Attentat de Nice, une policière jugée pour diffamation

08 Juin, 2017, 00:35 | Auteur: Sandy Vega
  • Sandra Bertin le 24 juillet 2016

Dans une interview au Journal du Dimanche, le 24 juillet 2016, la policière prétendait avoir été " harcelée " par le ministère de l'Intérieur.

Poursuivie pour complicité de diffamation publique Sandra Bertin est poursuivie pour complicité de diffamation publique envers un dépositaire de l'autorité publique et envers une administration publique.

La policière municipale de Nice qui affirme avoir subi des pressions pour modifier son rapport sur le dispositif policier mis en oeuvre le soir de l'attentat du 14 juillet à Nice est jugée ce mercredi pour diffamation devant le tribunal correctionnel de Paris.
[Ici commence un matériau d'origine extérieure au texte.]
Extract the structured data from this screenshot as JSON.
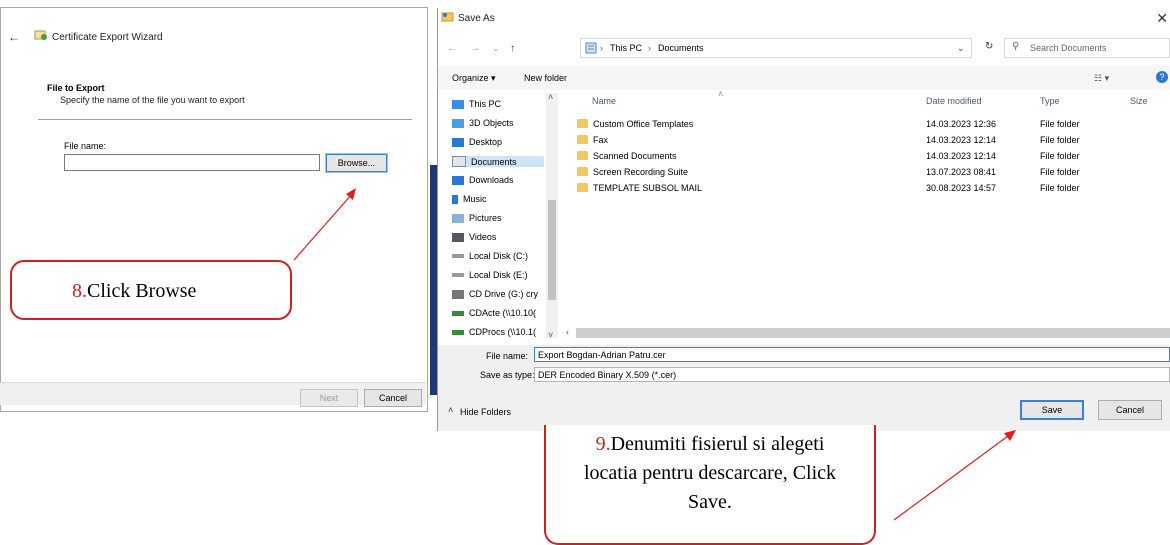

Mohamed Lahouaiej Bouhlel avait foncé avec son camion dans la foule, faisant 86 morts et 450 blessés sur la promenade des Anglais. Pas de quoi effrayer Sandra Bertin qui maintient avoir subi des pressions. "La police nationale était peut-être là, mais elle ne m'est pas apparue sur les vidéos", déclare-t-elle. Et notamment une présence sous-dimensionnée de la police nationale, selon l'ancien maire de Nice.

Par la voix de son avocat, la policière a annoncé qu'elle va "rapporter la preuve que ce qu'elle dit est vrai". Un rapport de la police nationale assure à l'inverse que le terroriste a voulu éviter un "barrage " de policiers nationaux. Fort d'un rapport de l'IGPN (la police des polices) qui estime que le dispositif n'était pas sous-dimensionné, il poursuit Sandra Bertin en diffamation.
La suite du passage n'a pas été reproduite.